The secret algorithm one VC firm uses to pick entrepreneurs

Statistics and big data took over baseball scouting some years ago, with the rise of Moneyball. More recently, those tactics have spread to the political world, with presidential candidates using big data to maximize their vote, and Nate Silver using algorithms to correctly predict outcomes in all 50 states.

Now we’re doing it, too. Instead of relying on the gut instincts, punditry and armchair quarterbacking that VCs are notorious for, our firm is pattern replicating to decide which entrepreneurs to fund.

Here are the components of a secret algorithm I developed that we use to score and rate potential investments with entrepreneurs.

1. We look at (and score) what you read

What content has been uploaded into your cerebral cortex via apps, websites, PDFs, books and other miscellaneous educational all matter to your eventual success outcome.What books have your founder team read and what have you posted in your social media feeds? If they’ve spent time reading Technology Ventures, Gear Up, Four Steps to an Epiphany and tweeting knowledge nuggets – quoting chapter and verse – that could lift their entrepreneurial success score via our proprietary algorithm. Posting to Twitter your snowboarding pictures from Lake Tahoe might say something else.

Chris Sacca has been quoted as saying he goes right to Twitter and reads the last 50 tweets before he even considers taking a meeting. In our new VC algorithm, you can scrape and evaluate multiple social media streams for what founders have read, uploaded, integrated, and executed. Quality is great, but we are really looking for the quantity of entrepreneurial material comprehended.

2. Age of cellphone number and time of first daily phone call

The age of an entrepreneur’s cellphone number reveals so much: their relative stability, how old they are, whether their number was a jettisoned friends-and-family program or an imported landline number. We get the age of cellphone number through a process called cellphone underwriting, which reveals all of the above and more, and which is perfectly legal but secretive enough that I won’t reveal how it works. At the end of the day, we’re looking for entrepreneurs who are young, stable, middle class, and who have the support of family and friends networks — and the age of the cellphone number tells us all those things.

So, I take the approximate age of a founder’s cellphone number and then during due diligence, I get a stat: The average time of their first phone call in the day. If you and your entrepreneur team are making and taking calls at 6:30 a.m PT, you’re probably talking with people back East and there’s a 50-50 shot you’re making north of a million in revenues.

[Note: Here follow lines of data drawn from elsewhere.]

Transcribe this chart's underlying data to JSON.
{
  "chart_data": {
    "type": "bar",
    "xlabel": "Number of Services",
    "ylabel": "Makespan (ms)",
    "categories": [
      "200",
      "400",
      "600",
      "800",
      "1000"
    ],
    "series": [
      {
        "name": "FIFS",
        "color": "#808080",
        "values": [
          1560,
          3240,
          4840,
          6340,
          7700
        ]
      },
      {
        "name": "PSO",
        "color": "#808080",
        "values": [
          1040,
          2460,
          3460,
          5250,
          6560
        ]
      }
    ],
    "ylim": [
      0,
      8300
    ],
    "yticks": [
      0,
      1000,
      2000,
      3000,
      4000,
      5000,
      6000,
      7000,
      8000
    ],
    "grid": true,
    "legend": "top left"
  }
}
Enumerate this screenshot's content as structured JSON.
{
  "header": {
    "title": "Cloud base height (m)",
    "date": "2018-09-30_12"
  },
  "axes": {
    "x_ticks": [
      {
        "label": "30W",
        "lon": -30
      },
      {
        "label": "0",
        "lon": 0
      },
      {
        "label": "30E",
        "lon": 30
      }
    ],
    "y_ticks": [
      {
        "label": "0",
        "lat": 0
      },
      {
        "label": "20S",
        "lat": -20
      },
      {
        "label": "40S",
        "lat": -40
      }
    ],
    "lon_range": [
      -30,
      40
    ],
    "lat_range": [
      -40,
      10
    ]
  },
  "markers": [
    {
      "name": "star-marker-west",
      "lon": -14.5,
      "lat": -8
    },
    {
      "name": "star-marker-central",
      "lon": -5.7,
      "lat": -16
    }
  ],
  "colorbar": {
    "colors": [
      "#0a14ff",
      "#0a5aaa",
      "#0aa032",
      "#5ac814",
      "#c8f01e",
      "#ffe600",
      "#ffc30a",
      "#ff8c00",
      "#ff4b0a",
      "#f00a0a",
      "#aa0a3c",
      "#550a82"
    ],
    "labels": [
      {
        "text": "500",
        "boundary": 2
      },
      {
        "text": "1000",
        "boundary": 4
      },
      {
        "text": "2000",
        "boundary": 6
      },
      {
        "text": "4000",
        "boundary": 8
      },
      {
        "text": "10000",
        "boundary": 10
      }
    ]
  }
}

So revealing data like this, that we used to W.A.G. (wild ass guess), we can now find out by using our firm’s make-shift cellphone underwriting API, which hooks in with Verizon and AT&T – the two main carriers of the iPhone. (And by “makeshift API,” I mean have our associate do it manually.)

3. How Othman Laraki are they?

Othman Laraki is a tale that is told inside of the VC community. He sold something big to Twitter. He has degrees from both MIT and Stanford, but also has a ton of street smarts. As an example of his street smarts, he squatted in 2,000 square feet of office space at Stanford’s Engineering building. That duality of street smarts coupled with academic smarts is a critical component of my firm’s algorithm.

A fund that is now underwater used to troll for deals in the basement of the CS lab at Stanford without taking into consideration the street-smart component. They failed to realize that you can’t just replicate what other people already did super long ago — you have to innovate a quarter step. That team of VCs is now begging for LP money in the pay-for-play conference known as “Venture Alpha.” (Spoiler alert: They will not make it to their next fund.)

We don’t talk about the data inputs for this street-smart metric but as a hint: Augie Garrido once said, “Question authority but follow the rules.” We are looking for entrepreneurs who question the status quo and tip-toe the fine line, but still firmly understand rules and existing hierarchies.

4. Stanford University founder team formula

If you reverse engineer the biggest exits, you can see that the whales in every fund’s portfolio had two or three founders from Stanford, with an odd-ball founder from some other school tossed into the mix. YouNoodle released public data on this observation. Our algorithm does not say “just Stanford.” It does say two or three founders from a good school with at least one in the litter that is not exactly like the others – think Cal, NYU, CMU, Illinois or MIT in a pinch.

Recently, Mark Suster, blogged about the phenomenon of overly homogenous founder teams. He argues that if teams are too similar where “all founders even have the same phone,” the founders will likely follow versus lead.